O recurso afirma, ainda, que não foi considerada a diferença quantitativa e qualitativa das atividades acadêmicas e de produção intelectual entre os candidatos. No quesito produção científica, que tem peso 3, Torres possui 17 livros publicados, 33 artigos completos em periódicos e 64 capítulos de livros publicados. Ávila, no entanto, possui cinco livros, com sete reedições; 24 artigos e 20 capítulos publicados.

Para Torres, Campos descumpriu o Regimento Geral da USP ao não diferenciar os candidatos, dando nota máxima 9 a todos, e ao não examinar os títulos, segundo pesos diferenciados. “Esse tipo de atitude, aceita como praxe em nossos concursos, e os demais examinadores fizeram o mesmo (com atribuição da nota 10 – dez), é extremamente perversa com os professores que dedicam seu tempo e produção científica à pesquisa, à extensão e ao ensino na Faculdade, ou mesmo à gestão administrativa dos órgãos e comissões”.

A suspeição
Torres também questionou a participação do professor César Saldanha de Souza Júnior. Segundo o recurso, o titular da UFRGS não poderia participar da banca por motivo de suspeição, uma vez que há diferenças e rusgas pessoais entre ele e Ávila, por conta de disputas internas na universidade gaúcha. Para Torres, ao indicar Ávila, Saldanha teria inconscientemente, a intenção de “exportar o problema” para a USP. Heleno Torres só não impugnou a indicação do titular da UFGRS por falta de tempo hábil.

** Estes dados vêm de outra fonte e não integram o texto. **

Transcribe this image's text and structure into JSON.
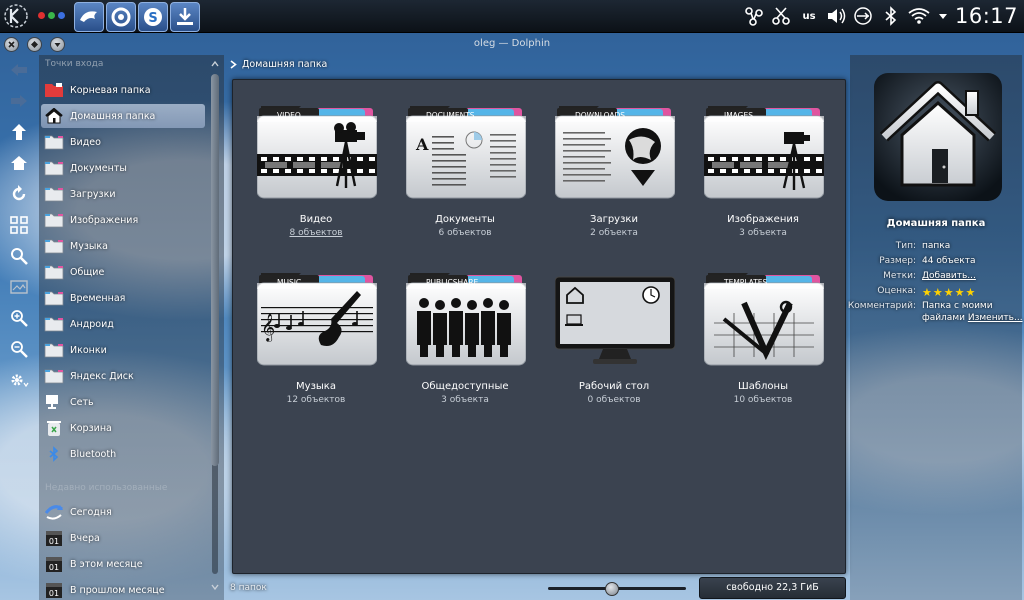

Saldanha era o penúltimo em uma lista de sete suplentes aprovados pela Congregação, somente participando após a desistência dos demais.

Dessa forma, Torres invocou o artigo 12 do Código de Ética da USP, que afirma que “nenhum servidor docente ou não docente devem participar de decisões que envolvam a seleção, a contratação, promoção ou rescisão de contrato, pela Universidade, de membro de sua família ou de pessoa com quem tenha relações que comprometam julgamento isento”.

Motivações posteriores
Ao ser obrigado a se colocar na posição de juiz, Diogo Leite de Campos optou pelo candidato do Sul em detrimento daquele que já é da casa. Heleno Taveira Torres é professor associado de Direito Tributário da USP desde 2003 e desempenha várias atividades administrativas na faculdade.

As versões sobre os motivos que levaram Campos a optar por Ávila são diversas. Uma delas é de que o português não sabia que não poderia atribuir notas iguais aos candidatos e que, devido ao empate, decidiu seguir o decano – o ministro Eros Grau –, como acontece na Universidade de Coimbra. Em outra, teria afirmado que foi orientado a dar notas iguais aos dois candidatos, pois todos fariam assim, tendo constatado depois que fora enganado. Ele teria afirmado também que nem precisaria pedir perdão no dia seguinte por ter feito qualquer injustiça, já que também fora enganado.

Clique aqui para ler o recurso.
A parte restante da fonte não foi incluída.